Here is an explicit non-trivial example:
How to construct an isomorphism $\wedge^2 V \xrightarrow{\sim} \wedge^2 V\otimes U^{\prime}$ as representations of $S_5$?
Note: You write
"For a representation ρ:G→GL(V) we define the matrix coefficient as fϕ,v=ϕ(ρgv) where v∈V and u∈V∗ is a linear functional."
Can you check this? What is $\rho_g$ and should $u=\phi$?
If you mean $f_{\phi,v}:=\phi(\rho(g)v)$ you get for any $g\in G$ an element
$$f_{\phi,v}(g):=\phi(\rho(g)v) \in k,$$
and this is a map
$$f_{\phi,v}: G \rightarrow k.$$
You get a map
$$\psi: V^*\otimes V \rightarrow Hom(G,k)$$
defined by
$$\psi(\phi \otimes v)(g):=f_{\phi,v}(g).$$
We get
$$\psi(h(\phi \otimes v))(g)=\psi((h\phi)\otimes (hv))(g)=$$
$$f_{h\phi, hv}(g)=\phi(h^{-1}ghv).$$
We moreover get
$$h\psi(\phi \otimes v)(g):=(hf_{\phi,v})(g)=f_{\phi,v}(gh)=\phi(ghv).$$
It seems the map $\psi$ I define above is not a map of $G$-modules. Your map may not be this one. You must specify your map - write down an explicit formula.
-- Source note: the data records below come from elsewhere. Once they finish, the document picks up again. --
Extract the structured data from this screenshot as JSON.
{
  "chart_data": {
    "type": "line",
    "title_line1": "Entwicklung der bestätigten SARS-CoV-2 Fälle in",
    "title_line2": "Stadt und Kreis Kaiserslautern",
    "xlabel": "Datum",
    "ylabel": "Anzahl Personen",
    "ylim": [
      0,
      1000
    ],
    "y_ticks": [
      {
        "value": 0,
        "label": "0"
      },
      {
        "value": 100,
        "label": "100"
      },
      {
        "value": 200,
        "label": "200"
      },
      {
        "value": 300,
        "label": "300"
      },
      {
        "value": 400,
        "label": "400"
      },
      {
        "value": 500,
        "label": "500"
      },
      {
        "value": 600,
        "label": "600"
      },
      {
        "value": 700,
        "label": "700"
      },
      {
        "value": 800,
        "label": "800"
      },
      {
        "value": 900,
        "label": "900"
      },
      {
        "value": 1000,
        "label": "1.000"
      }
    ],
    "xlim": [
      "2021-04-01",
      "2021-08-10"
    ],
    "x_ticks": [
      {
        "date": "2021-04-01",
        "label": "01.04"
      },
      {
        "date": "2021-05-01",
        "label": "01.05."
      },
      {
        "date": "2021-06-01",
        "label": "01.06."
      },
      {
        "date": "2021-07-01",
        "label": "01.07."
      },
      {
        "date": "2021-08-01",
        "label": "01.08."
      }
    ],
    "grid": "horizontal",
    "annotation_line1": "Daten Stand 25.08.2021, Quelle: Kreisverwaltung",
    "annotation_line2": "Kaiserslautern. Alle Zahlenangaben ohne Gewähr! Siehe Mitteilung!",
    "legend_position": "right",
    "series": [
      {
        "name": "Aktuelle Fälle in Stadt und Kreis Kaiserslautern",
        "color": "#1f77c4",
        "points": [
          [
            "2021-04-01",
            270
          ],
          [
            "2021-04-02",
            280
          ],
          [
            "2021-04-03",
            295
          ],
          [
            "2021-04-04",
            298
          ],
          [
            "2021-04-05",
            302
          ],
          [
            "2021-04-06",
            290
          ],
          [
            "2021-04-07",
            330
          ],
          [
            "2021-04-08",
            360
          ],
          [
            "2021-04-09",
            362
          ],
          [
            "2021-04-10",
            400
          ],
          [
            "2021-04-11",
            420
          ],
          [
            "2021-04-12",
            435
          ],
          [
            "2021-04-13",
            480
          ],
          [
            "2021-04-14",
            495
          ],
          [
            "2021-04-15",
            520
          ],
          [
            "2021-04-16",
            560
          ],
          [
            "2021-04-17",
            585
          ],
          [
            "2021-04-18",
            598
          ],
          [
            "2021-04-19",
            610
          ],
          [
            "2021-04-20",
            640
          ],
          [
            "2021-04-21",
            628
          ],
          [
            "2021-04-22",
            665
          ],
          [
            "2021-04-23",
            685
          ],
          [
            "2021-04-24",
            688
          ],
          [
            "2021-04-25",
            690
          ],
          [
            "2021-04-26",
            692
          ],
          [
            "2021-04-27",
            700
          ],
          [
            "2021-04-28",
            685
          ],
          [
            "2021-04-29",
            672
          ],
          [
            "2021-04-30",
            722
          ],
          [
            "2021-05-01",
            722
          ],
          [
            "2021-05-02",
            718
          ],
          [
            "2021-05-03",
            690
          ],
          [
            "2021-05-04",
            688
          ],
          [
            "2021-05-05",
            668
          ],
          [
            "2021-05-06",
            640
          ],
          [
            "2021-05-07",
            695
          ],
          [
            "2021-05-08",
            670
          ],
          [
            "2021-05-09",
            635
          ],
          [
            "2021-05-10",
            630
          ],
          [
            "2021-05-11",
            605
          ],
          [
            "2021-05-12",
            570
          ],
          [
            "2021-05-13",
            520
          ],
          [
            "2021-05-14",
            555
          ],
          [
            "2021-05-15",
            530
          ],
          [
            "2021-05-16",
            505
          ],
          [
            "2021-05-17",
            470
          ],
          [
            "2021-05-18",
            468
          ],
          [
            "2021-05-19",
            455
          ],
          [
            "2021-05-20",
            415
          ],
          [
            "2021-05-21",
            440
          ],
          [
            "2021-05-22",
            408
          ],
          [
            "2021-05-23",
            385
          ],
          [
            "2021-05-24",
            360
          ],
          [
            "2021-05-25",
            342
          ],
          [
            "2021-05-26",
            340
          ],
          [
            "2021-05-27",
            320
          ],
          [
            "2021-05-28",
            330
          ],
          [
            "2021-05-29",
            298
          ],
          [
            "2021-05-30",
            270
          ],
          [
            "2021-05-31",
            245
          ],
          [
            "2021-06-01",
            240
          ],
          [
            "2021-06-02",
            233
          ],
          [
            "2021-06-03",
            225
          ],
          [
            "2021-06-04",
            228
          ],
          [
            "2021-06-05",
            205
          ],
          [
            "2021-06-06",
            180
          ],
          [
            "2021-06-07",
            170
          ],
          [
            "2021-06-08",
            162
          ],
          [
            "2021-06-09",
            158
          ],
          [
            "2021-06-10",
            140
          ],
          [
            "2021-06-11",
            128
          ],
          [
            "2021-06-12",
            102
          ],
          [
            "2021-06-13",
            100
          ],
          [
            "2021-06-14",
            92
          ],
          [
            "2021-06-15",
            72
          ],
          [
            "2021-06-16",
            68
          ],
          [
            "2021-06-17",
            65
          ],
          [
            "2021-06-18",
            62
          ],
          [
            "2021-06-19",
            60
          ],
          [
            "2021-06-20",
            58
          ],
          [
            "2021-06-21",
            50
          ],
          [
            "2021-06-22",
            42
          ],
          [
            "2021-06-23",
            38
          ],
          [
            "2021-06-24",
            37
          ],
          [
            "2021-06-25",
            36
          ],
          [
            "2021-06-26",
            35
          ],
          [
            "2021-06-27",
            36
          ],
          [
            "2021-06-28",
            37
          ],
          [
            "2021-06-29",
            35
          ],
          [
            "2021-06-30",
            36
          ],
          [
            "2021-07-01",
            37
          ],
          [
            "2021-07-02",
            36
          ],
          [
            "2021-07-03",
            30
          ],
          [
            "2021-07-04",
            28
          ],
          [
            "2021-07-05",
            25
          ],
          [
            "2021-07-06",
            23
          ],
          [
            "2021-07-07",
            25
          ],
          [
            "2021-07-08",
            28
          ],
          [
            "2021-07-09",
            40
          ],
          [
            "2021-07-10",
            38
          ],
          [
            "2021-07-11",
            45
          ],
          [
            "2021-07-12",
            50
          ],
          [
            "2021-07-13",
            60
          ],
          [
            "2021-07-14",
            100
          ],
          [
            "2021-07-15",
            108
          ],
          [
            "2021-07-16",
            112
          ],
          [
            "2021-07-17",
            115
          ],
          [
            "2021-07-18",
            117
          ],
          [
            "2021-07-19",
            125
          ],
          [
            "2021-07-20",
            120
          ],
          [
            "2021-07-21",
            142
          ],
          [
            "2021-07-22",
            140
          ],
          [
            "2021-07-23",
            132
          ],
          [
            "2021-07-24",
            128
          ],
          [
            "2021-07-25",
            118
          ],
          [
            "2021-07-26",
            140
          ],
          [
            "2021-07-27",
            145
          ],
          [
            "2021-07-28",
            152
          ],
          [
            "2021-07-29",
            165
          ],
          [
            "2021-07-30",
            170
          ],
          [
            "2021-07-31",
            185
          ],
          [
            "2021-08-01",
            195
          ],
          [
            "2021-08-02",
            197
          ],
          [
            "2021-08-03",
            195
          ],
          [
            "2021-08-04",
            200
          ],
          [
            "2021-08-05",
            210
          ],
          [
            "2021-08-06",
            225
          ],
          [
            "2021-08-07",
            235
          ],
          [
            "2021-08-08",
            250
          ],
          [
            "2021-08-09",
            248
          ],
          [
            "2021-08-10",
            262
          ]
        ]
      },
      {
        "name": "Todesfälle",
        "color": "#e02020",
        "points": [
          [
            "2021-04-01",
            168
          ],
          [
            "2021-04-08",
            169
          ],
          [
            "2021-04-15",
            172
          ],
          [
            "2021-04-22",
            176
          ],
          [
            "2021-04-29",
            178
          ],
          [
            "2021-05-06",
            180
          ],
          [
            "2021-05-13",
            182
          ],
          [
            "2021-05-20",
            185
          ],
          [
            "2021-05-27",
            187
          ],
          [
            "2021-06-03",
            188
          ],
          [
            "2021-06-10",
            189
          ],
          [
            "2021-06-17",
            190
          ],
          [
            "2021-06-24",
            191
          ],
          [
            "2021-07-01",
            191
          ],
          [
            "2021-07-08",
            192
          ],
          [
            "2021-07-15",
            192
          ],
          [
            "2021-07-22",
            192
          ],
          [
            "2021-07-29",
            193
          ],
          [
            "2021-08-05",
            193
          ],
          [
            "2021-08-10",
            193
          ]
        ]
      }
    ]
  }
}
Note: If $T:=k$ is the trivial $G$-module there is a canonical map
$$tr: V^*\otimes_k V \rightarrow T$$
of $G$-modules:
$$tr(g(\phi \otimes v))=tr((g\phi)\otimes gv):=(g\phi)(gv):=\phi(v):=gtr(\phi \otimes v).$$
Hence $V^*\otimes_k V$ is not irreducible in general. Hence if you construct a map
$$\psi': V^*\otimes_k V \rightarrow Hom(G,k)$$
it may be $ker(\psi')\neq (0)$.
Note: There are many ways to embed an irreducible module into the group algebra: If $V$ is a finite dimensional irreducible $G$ module and if $0 \neq v\in V$ is any non-zero vector there is a canonical surjective map
$$\rho_v: \mathbb{C}[G] \rightarrow V \rightarrow 0$$
defined by $\rho_v(x):=xv$. We get a direct sum decomposition
$$\mathbb{C}[G] \cong W \oplus V$$
where $W:= ker(\rho_v)$ and this gives an embedding $V \subseteq \mathbb{C}[G]$ as a sub-$G$-module.
If $V_1,..,V_n$ are all finite dimensional irreducible representations of $G$, you may using this method to realize these as sub-$G$-modules of $\mathbb{C}[G]$. The decomposition of $\mathbb{C}[G]$ into irreducible $G$-modules gives the formula
$$I1.\text{ }\mathbb{C}[G] \cong \oplus_{i=1}^n V_i^{\oplus dim(V_i)}.$$
If $V_i:=k\{e(i)_1,..,e(i)_{n_i}\}$ you get embeddings
$$\rho_{e(i)_j}: V_i \rightarrow \mathbb{C}[G]$$
for all $j$. I guess this gives the formula $I1$.
There is as you noted for every $\phi \in V^*$ a map
$$f_{\phi}: V \rightarrow Hom(G,k)$$
defined by
$$f_{\phi}(v)(g):=\phi(gv).$$
It follows
$$f_{\phi}(hv)=hf_{\phi}(v)$$
and the map is $G$-linear. Since $V$ is irreducible it follows this map is injective.